Mostra GIO PONTI. Amare l’architettura - Roma

Manuela Vaccarone
A cura di Manuela Vaccarone
Pubblicato il 29/11/2019 Aggiornato il 29/11/2019
Dal al
Roma (RM)
Regione: Lazio
Luogo: MAXXI Museo nazionale delle arti del XXI secolo, via Guido Reni, 4A
Telefono: 06/3201954
Orari di apertura: 11-19 mercoledì, giovedì, domenica; 11-20 martedì, venerdì, sabato. Lunedì chiuso
Costo: 12 euro; ridotto 9 euro
Note:
Gio Ponti, architetto, designer, art director, scrittore, poeta, critico, ha attraversato quasi integralmente il XX secolo, segnandone profondamente il gusto, rispecchiandone le istanze più significative e anticipando molti temi dell’architettura contemporanea.

A quarant’anni dalla sua scomparsa, questa grande retrospettiva ne studia e ne comunica, a partire dal racconto della sua architettura, la poliedrica attività, sintesi unica e originale di tradizione e modernità, storia e progetto, cultura d'élite e vivere quotidiano.

In esposizione materiali archivistici, modelli originali, fotografie, libri, riviste, classici del design collegati ai suoi progetti architettonici e organizzati in otto sezioni che evocano concetti-chiave espressi dallo stesso Ponti.

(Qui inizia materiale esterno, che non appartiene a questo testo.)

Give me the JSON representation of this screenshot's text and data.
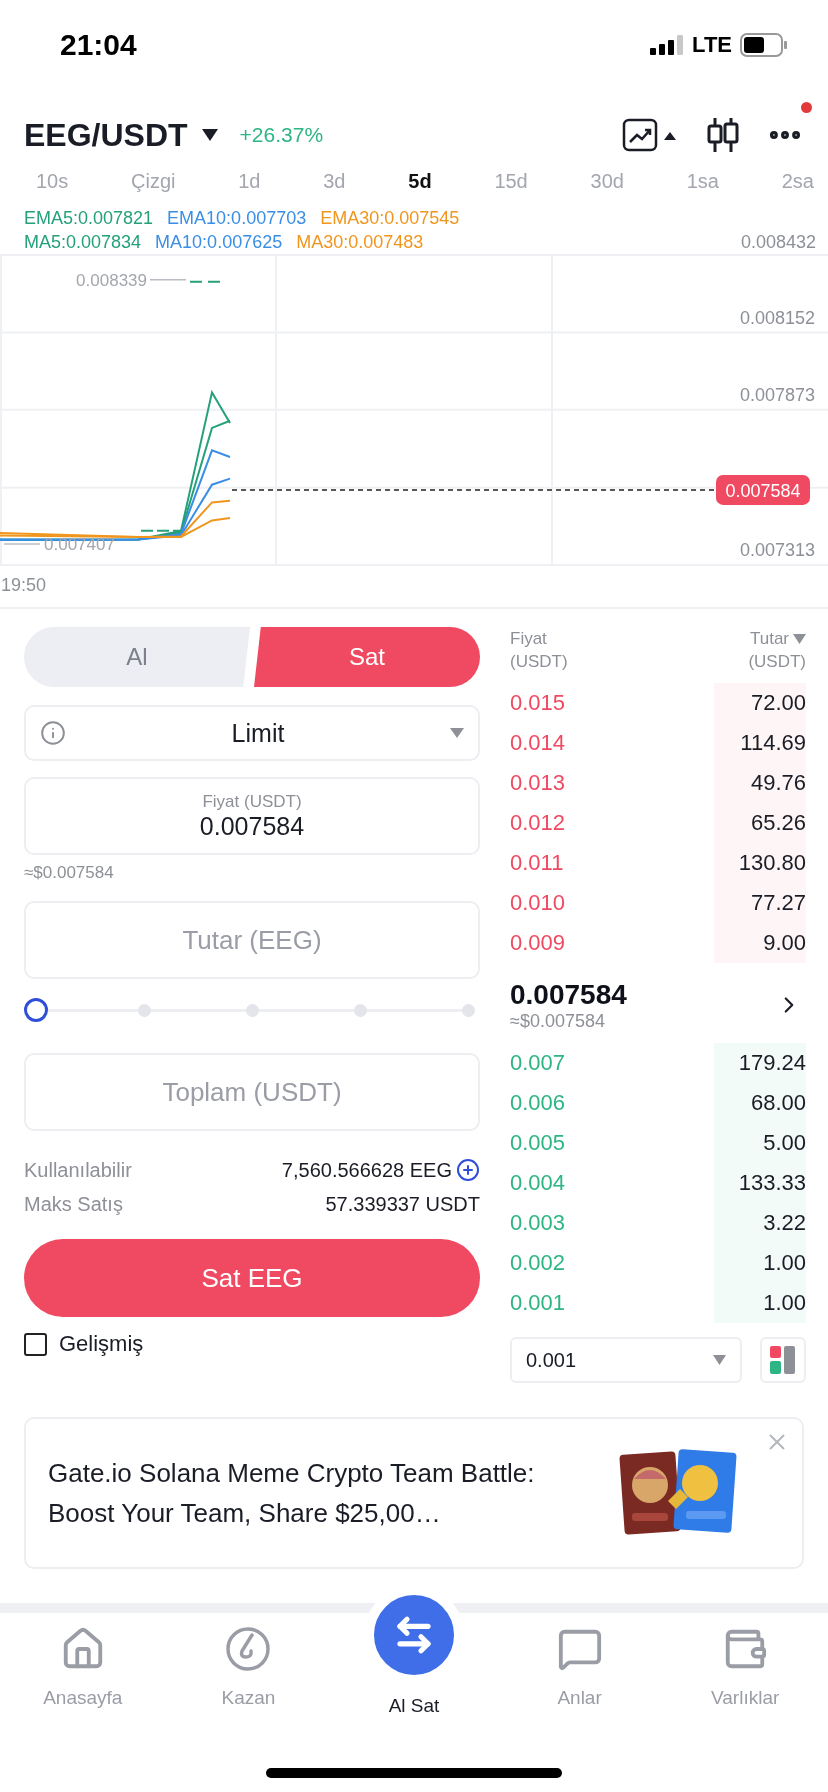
{
  "status_bar": {
    "time": "21:04",
    "network": "LTE"
  },
  "header": {
    "pair": "EEG/USDT",
    "change": "+26.37%",
    "notification": true
  },
  "intervals": [
    {
      "label": "10s",
      "selected": false
    },
    {
      "label": "Çizgi",
      "selected": false
    },
    {
      "label": "1d",
      "selected": false
    },
    {
      "label": "3d",
      "selected": false
    },
    {
      "label": "5d",
      "selected": true
    },
    {
      "label": "15d",
      "selected": false
    },
    {
      "label": "30d",
      "selected": false
    },
    {
      "label": "1sa",
      "selected": false
    },
    {
      "label": "2sa",
      "selected": false
    }
  ],
  "indicators": [
    [
      {
        "label": "EMA5:0.007821",
        "color": "#25a07a"
      },
      {
        "label": "EMA10:0.007703",
        "color": "#3a8ee6"
      },
      {
        "label": "EMA30:0.007545",
        "color": "#f0961e"
      }
    ],
    [
      {
        "label": "MA5:0.007834",
        "color": "#25a07a"
      },
      {
        "label": "MA10:0.007625",
        "color": "#3a8ee6"
      },
      {
        "label": "MA30:0.007483",
        "color": "#f0961e"
      }
    ]
  ],
  "chart": {
    "axis_labels": [
      "0.008432",
      "0.008152",
      "0.007873",
      "0.007313"
    ],
    "price_tag": "0.007584",
    "high_label": "0.008339",
    "low_label": "0.007407",
    "time_label": "19:50"
  },
  "trade_form": {
    "sides": [
      {
        "label": "Al",
        "selected": false
      },
      {
        "label": "Sat",
        "selected": true
      }
    ],
    "order_type": "Limit",
    "price_field": {
      "label": "Fiyat (USDT)",
      "value": "0.007584"
    },
    "price_usd": "≈$0.007584",
    "amount_field": {
      "placeholder": "Tutar (EEG)"
    },
    "slider": {
      "level": 0
    },
    "total_field": {
      "placeholder": "Toplam (USDT)"
    },
    "balances": [
      {
        "label": "Kullanılabilir",
        "value": "7,560.566628 EEG",
        "kind": "deposit"
      },
      {
        "label": "Maks Satış",
        "value": "57.339337 USDT",
        "kind": "plain"
      }
    ],
    "submit": "Sat EEG",
    "advanced": {
      "label": "Gelişmiş",
      "checked": false
    }
  },
  "order_book": {
    "price_header": {
      "title": "Fiyat",
      "unit": "(USDT)"
    },
    "amount_header": {
      "title": "Tutar",
      "unit": "(USDT)"
    },
    "asks": [
      {
        "price": "0.015",
        "amount": "72.00"
      },
      {
        "price": "0.014",
        "amount": "114.69"
      },
      {
        "price": "0.013",
        "amount": "49.76"
      },
      {
        "price": "0.012",
        "amount": "65.26"
      },
      {
        "price": "0.011",
        "amount": "130.80"
      },
      {
        "price": "0.010",
        "amount": "77.27"
      },
      {
        "price": "0.009",
        "amount": "9.00"
      }
    ],
    "last_price": "0.007584",
    "last_price_usd": "≈$0.007584",
    "bids": [
      {
        "price": "0.007",
        "amount": "179.24"
      },
      {
        "price": "0.006",
        "amount": "68.00"
      },
      {
        "price": "0.005",
        "amount": "5.00"
      },
      {
        "price": "0.004",
        "amount": "133.33"
      },
      {
        "price": "0.003",
        "amount": "3.22"
      },
      {
        "price": "0.002",
        "amount": "1.00"
      },
      {
        "price": "0.001",
        "amount": "1.00"
      }
    ],
    "precision": "0.001"
  },
  "banner": {
    "text": "Gate.io Solana Meme Crypto Team Battle: Boost Your Team, Share $25,00…"
  },
  "nav": [
    {
      "label": "Anasayfa",
      "kind": "home",
      "selected": false
    },
    {
      "label": "Kazan",
      "kind": "earn",
      "selected": false
    },
    {
      "label": "Al Sat",
      "kind": "trade",
      "selected": true
    },
    {
      "label": "Anlar",
      "kind": "moments",
      "selected": false
    },
    {
      "label": "Varlıklar",
      "kind": "wallet",
      "selected": false
    }
  ]
}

L’allestimento è immersivo e scenografico e suggerisce l’idea dello spazio del maestro: fluido, dinamico, colorato.
Già nella lobby del museo, il visitatore viene accolto da una potente installazione di grandi stendardi in Alcantara, sospesi negli spazi a tutta altezza di Zaha Hadid, che riproducono facciate stilizzate di grattacieli ed evocano lo skyline di una mai vista città pontiana.

Uscendo dagli ascensori che conducono alla Galleria 5, al terzo piano, la riproduzione del giallo fantastico usato per la pavimentazione della rampa trasporta subito il visitatore all’interno del grattacielo pontiano più famoso: il Grattacielo Pirelli a Milano.

Prima dell’ingresso in Galleria, il progetto fotografico di Thomas Demand racconta gli eccezionali modelli di edifici verticali conservati all’archivio CSAC, Centro studi e archivio della comunicazione dell’Università di Parma, presenti in mostra.

L’esposizione si arricchisce di una sorta di mostra nella mostra grazie a un progetto di committenza fotografica ideato e curato da Paolo Rosselli che, insieme ad altri sette autori da lui scelti, ha dato vita a una serie di sguardi contemporanei su altrettante opere pontiane, mostrandone la vita odierna.

La mostra è curata da Maristella Casciato (Senior Curator of Architectural Collections al Getty Research Institute di Los Angeles) e Fulvio Irace (critico e storico dell’architettura) con Margherita Guccione (Direttore MAXXI Architettura), Salvatore Licitra (Responsabile Gio Ponti Archives), Francesca Zanella (Presidente CSAC) ed è realizzata dal MAXXI in collaborazione con CSAC - Centro studi e archivio della comunicazione dell’Università di Parma, che conserva l’archivio professionale di Gio Ponti - e Gio Ponti Archives.